Inês de Castro and King Peter are the main characters of famous Portuguese forbidden love.
Inês is known as lover and posthumously-recognized wife of King Peter I of Portugal. The dramatic circumstances of her relationship with Peter I, which was forbidden by his father King Afonso IV, her murder at the orders of Afonso, Peter’s bloody revenge on her killers, and the legend of the coronation of her exhumed corpse by Peter, have made Inês de Castro a frequent subject of art, music, and drama through the ages.
Inês came to Portugal in 1340 as a maid of Constance of Castile, recently married to Peter, the heir apparent to the Portuguese throne. The prince fell in love with her and started to neglect his lawful wife, endangering the already feeble relations with Castile. Moreover, Peter’s love for Inês brought the exiled Castilian nobility very close to power, with Inês’s brothers becoming the prince’s friends and trusted advisors. King Afonso IV of Portugal, Peter’s father, disliked Inês’s influence on his son and waited for their mutual infatuation to wear off, but it did not.
Constance of Castile died in 1345. Afonso IV tried several times to arrange for his son to be remarried, but Pedro refused to take a wife other than Inês, who was not deemed eligible to be queen.
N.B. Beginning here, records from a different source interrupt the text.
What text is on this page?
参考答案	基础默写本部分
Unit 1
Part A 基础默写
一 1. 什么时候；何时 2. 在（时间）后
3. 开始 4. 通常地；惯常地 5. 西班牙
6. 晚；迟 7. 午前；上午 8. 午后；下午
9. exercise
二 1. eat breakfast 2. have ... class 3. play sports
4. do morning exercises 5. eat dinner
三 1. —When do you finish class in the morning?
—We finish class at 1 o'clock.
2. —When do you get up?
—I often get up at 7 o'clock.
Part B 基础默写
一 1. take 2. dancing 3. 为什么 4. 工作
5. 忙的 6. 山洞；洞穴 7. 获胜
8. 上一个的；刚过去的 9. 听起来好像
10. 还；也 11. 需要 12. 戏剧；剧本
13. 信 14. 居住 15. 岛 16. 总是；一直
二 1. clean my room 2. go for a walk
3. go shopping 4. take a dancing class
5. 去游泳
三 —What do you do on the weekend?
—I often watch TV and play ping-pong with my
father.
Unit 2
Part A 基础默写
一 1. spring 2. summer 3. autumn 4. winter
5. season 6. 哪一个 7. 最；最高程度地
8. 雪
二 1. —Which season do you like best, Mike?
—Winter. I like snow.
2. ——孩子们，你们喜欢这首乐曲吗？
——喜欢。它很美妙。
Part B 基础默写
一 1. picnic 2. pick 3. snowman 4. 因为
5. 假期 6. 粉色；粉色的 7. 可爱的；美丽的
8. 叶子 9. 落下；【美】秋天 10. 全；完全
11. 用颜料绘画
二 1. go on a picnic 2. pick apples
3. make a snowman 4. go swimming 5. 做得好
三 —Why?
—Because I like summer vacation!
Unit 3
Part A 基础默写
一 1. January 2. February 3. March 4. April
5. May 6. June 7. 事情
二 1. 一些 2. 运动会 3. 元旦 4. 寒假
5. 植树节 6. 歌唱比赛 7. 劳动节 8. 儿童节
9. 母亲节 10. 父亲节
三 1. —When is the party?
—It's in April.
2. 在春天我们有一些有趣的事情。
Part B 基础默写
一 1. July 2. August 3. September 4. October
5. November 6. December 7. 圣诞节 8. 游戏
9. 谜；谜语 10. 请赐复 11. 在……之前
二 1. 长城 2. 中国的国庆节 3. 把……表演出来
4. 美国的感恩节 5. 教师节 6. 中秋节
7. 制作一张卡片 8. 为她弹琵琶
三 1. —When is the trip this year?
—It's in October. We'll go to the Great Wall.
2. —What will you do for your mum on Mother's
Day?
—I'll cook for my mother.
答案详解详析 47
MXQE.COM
Peter’s legitimate son, future King Ferdinand I of Portugal, was a frail child, whereas Peter and Inês’s illegitimate children were thriving; this created even more discomfort among the Portuguese nobles, who feared the increasing Castilian influence over Peter. Afonso IV banished Inês from the court after Constance’s death, but Peter remained with her declaring her as his true love. After several attempts to keep the lovers apart, Afonso IV ordered Inês’s death. Pêro Coelho, Álvaro Gonçalves, and Diogo Lopes Pacheco went to the Monastery of Santa Clara-a-Velha in Coimbra, where Inês was detained, and killed her, decapitating her in front of her small child.
When Peter heard of this he sought out the killers and managed to capture two of them in 1361. He executed them publicly, ripping their hearts out claiming they didn’t have one having pulverized his own heart.
Peter became King of Portugal in 1357. He then stated that he had secretly married Inês, who was consequently the lawful queen, although his word was, and still is, the only proof of the marriage.
Legend has it that he had Inês’s body exhumed from her grave and forced the entire court to swear allegiance to their new queen by kissing the corpse’s hand. She was later buried at the Monastery of Alcobaça where her coffin can still be seen, opposite Peter’s so that, according to the legend, at the Last Judgment Peter and Inês can look at each other as they rise from their graves. Both marble coffins are exquisitely sculpted with scenes from their lives and a promise by Peter that they would be together até ao fim do mundo (until the end of the world).
Inês de Castro and Peter I had the following children:
- Afonso (1346), died young shortly after birth.
- Beatrice, Countess of Alburquerque (c. 1347–1381), married Sancho Alfonso, 1st Count of Alburquerque and was thereby the great-grandmother of Ferdinand II of Aragon.
- John, Duke of Valencia de Campos (1349–1397), claimant to the throne during the 1383–85 Crisis.
- Denis, Lord of Cifuentes (1354–1397), claimant to the throne during the 1383–1385 Crisis.